The Important Role of Intimacy

Besides the emotional pluses that relationships can bring, physical intimacy with your partner has a wide range of health benefits—some of which may come as a surprise. First and foremost, sexual intimacy can be a form of exercise that burns up to five calories a minute. It increases your heart rate, helps lower blood pressure, and balances testosterone and estrogen levels. One study found that men who were intimate with their partners at least twice a week had better overall heart health. It also strengthens the pelvic muscles in women and supports prostate health in men, which can promote healthy urinary function. Intimacy also helps boost testosterone levels and aids a strong libido, increasing your ability and performance. Sexual activity is also good for immune health. Researchers at Wilkes University in Pennsylvania found that people who were intimate with their partners once or twice a week had higher levels of certain antibodies to boost the immune system than those who didn't. A healthy physical relationship with your partner can also serve as a sleep aid, helping you to relax and fall asleep quicker and easier. And simply snuggling up to your partner can help relieve anxiety and stress because it releases the hormones vasopressin in men and oxytocin in women; “cuddle hormones” that enhance your affection for your partner.

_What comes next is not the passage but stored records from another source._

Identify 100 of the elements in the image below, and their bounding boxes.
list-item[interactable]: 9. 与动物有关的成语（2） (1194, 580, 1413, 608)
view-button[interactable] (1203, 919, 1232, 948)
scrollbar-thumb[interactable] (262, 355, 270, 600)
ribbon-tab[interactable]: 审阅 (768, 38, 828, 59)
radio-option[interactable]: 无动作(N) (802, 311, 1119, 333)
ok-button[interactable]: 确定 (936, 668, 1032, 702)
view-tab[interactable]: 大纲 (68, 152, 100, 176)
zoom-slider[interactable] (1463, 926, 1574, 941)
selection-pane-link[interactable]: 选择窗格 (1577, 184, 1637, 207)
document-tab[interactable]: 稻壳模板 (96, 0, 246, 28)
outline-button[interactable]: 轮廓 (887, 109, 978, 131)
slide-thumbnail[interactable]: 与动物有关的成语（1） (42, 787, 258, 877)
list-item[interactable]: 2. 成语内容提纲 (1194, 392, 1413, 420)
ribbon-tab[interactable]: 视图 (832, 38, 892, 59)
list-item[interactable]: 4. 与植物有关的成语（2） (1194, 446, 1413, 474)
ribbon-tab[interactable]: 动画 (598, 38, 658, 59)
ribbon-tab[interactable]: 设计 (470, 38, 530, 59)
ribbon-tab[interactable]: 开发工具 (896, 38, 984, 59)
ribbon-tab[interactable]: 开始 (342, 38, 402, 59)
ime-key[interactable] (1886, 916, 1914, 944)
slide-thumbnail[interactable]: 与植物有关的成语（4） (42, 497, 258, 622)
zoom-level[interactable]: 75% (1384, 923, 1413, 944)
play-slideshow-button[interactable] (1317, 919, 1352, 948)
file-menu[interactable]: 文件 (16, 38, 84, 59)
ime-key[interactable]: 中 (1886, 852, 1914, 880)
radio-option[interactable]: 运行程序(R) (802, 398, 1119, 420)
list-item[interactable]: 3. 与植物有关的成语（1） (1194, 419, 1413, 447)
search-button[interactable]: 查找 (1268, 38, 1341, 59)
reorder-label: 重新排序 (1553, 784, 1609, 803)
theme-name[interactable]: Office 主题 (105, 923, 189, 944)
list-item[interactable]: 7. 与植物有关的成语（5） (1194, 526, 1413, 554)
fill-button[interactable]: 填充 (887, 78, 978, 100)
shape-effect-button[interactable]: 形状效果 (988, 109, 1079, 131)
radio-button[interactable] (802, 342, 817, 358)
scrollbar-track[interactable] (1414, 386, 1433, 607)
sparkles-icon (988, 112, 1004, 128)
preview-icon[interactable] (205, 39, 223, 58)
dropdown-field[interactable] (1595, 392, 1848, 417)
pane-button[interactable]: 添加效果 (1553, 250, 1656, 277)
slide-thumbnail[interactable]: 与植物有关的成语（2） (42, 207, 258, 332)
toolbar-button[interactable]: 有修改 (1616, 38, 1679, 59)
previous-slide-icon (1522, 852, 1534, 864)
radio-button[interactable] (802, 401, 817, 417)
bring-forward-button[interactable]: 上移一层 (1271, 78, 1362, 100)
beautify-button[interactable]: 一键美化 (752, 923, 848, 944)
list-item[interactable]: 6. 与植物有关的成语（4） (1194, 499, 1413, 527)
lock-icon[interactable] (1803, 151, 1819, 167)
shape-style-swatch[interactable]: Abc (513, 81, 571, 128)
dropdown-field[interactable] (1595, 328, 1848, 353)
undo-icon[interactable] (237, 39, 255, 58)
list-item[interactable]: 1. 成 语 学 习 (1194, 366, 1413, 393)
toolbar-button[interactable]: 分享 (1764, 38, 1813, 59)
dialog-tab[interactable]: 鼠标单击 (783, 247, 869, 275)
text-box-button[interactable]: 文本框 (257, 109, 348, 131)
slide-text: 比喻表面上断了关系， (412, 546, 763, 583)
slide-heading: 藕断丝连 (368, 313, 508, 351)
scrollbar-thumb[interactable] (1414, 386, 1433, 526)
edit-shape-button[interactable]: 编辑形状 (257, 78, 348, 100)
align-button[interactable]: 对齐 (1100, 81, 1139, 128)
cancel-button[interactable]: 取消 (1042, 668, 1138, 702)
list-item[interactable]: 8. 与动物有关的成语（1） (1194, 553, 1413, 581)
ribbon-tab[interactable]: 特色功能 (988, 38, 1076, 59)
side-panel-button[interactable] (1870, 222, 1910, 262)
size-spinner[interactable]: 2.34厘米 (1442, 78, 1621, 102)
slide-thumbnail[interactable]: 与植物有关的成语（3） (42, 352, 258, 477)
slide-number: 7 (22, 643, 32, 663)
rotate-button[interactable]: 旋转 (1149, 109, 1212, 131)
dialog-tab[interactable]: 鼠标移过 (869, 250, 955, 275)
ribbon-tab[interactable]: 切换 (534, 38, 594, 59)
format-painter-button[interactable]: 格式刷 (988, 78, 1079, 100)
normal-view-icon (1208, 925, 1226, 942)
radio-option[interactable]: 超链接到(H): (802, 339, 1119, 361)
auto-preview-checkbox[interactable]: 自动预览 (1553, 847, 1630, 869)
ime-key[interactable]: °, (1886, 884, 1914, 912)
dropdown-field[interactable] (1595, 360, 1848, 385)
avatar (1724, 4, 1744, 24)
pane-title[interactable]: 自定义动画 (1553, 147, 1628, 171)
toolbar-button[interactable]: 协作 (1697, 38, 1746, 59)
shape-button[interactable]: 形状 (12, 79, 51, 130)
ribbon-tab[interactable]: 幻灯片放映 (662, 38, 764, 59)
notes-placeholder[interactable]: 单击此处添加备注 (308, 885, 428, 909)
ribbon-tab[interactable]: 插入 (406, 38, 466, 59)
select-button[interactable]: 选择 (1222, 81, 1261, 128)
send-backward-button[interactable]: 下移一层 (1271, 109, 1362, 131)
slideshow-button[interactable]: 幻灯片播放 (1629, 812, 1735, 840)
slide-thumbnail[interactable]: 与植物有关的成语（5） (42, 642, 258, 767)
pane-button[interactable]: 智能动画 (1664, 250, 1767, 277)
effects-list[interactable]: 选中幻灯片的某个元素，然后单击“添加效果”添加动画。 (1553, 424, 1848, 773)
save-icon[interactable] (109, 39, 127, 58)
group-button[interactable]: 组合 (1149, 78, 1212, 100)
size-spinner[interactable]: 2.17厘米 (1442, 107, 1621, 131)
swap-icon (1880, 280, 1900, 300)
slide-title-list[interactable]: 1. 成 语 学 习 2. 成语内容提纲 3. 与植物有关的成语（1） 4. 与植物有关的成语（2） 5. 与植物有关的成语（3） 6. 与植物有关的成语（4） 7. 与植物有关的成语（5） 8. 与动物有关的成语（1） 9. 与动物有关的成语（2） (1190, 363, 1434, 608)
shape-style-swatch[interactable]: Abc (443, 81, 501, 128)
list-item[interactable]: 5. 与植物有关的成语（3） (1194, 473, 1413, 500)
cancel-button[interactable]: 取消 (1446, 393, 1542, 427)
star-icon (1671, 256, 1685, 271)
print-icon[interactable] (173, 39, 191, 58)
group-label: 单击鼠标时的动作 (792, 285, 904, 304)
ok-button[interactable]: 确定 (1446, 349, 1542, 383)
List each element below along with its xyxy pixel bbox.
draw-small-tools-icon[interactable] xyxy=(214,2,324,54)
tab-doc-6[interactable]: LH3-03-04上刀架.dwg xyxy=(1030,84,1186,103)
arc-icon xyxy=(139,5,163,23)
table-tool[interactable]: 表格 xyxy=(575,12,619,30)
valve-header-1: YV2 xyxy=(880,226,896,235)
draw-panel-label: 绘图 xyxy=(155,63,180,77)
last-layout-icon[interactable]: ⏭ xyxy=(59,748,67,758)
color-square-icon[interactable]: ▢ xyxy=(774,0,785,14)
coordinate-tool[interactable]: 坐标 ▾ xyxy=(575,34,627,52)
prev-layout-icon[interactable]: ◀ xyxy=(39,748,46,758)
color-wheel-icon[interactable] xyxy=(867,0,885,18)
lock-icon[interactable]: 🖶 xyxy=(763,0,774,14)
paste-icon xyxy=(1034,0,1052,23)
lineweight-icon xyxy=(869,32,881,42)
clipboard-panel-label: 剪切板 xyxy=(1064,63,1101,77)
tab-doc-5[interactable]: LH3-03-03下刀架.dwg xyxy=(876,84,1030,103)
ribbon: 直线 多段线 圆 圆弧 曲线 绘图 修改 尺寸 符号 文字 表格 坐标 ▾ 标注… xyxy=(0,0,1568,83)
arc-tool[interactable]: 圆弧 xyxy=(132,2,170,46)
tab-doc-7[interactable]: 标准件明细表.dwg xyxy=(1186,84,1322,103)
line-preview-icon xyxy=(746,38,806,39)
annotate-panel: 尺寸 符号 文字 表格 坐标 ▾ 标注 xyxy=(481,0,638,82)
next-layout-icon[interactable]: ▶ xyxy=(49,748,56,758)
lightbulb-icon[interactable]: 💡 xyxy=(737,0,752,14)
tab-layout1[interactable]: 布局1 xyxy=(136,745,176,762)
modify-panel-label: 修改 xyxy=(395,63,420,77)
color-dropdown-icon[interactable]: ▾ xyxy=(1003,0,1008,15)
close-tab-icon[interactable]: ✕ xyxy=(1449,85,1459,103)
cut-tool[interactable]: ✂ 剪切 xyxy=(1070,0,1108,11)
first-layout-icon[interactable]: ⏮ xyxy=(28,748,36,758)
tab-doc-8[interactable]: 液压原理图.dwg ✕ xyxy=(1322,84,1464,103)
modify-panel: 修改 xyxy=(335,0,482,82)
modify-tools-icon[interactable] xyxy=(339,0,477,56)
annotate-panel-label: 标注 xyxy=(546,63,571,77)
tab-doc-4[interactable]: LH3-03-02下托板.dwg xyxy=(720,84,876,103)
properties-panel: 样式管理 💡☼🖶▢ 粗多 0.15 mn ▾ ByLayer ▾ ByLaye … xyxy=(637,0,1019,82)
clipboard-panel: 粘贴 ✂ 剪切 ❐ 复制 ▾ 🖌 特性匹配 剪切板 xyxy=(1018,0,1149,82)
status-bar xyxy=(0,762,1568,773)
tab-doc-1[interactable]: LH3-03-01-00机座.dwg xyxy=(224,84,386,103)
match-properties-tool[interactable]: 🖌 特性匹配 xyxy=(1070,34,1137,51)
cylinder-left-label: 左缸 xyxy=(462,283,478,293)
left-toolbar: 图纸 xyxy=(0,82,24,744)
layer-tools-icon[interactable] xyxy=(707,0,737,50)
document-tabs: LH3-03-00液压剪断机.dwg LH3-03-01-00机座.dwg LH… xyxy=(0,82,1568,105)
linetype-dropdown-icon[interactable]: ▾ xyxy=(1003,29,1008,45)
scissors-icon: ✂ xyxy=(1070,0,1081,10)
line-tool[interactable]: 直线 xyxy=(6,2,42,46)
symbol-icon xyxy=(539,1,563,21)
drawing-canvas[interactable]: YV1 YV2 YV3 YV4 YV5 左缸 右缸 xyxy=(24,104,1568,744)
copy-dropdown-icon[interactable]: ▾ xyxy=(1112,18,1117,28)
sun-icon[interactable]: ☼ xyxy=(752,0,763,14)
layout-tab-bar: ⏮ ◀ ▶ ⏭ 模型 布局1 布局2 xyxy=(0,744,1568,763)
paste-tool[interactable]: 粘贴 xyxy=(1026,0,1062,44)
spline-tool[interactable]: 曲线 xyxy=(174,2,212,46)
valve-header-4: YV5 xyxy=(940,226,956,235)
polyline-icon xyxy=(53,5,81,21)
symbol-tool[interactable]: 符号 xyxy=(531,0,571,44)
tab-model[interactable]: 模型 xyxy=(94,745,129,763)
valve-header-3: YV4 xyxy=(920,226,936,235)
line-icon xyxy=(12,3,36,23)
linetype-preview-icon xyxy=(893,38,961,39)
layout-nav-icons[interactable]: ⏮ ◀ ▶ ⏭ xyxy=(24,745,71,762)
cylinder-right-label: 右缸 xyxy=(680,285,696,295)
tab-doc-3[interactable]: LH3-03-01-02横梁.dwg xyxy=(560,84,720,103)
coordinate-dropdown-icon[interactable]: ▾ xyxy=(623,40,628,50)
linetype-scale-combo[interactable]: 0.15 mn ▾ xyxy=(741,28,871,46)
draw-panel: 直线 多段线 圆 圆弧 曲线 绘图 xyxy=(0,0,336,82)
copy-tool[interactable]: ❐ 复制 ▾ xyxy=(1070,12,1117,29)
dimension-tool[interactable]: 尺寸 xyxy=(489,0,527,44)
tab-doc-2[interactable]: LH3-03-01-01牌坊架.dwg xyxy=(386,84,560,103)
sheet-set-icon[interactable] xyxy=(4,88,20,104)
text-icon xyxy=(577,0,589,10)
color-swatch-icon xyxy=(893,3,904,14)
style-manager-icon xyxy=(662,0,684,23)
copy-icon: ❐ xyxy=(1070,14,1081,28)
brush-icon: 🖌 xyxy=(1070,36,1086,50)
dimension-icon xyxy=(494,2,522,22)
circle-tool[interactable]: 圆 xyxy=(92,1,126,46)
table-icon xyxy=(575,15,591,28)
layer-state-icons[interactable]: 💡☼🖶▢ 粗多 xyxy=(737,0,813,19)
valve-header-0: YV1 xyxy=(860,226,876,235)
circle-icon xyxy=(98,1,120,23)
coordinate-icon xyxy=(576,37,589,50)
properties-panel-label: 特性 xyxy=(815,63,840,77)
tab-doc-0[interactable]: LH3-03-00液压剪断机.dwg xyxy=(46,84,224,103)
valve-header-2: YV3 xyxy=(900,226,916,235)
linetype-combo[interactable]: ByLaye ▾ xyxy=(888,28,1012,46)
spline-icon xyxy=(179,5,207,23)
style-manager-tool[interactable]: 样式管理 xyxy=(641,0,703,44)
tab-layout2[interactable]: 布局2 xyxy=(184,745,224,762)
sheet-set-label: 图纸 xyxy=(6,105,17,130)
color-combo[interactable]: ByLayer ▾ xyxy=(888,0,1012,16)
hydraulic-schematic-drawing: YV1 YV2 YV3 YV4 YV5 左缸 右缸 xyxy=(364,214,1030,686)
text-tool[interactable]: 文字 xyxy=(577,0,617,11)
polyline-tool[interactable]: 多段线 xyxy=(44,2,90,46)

Love Is a Many-Splendored Thing

Opening up your heart to another person is one of the greatest things you can do for your own emotional and physical well-being. The euphoria from being in love can help lift your mood and help you view life with “glass half full” perspective. Intimacy with your partner is crucial to bonding, helping to foster a healthier and happier relationship, which can extend to other areas of your health. Besides being good for your heart emotionally, it's actually good for your heart physically, too, as well as your immune system, muscles, hormone levels, and libido. It can help ease daily stress, and boost your mood and self-esteem, all while keeping anxiety at bay. Valentine's Day is one day out of the year that puts the spotlight on your love life, but a healthy relationship is something you should strive to maintain with your partner every day. Intimacy plays a large role in that, so remember to show the one you love how much you appreciate them because the payoffs to your emotional and physical well-being are worth it.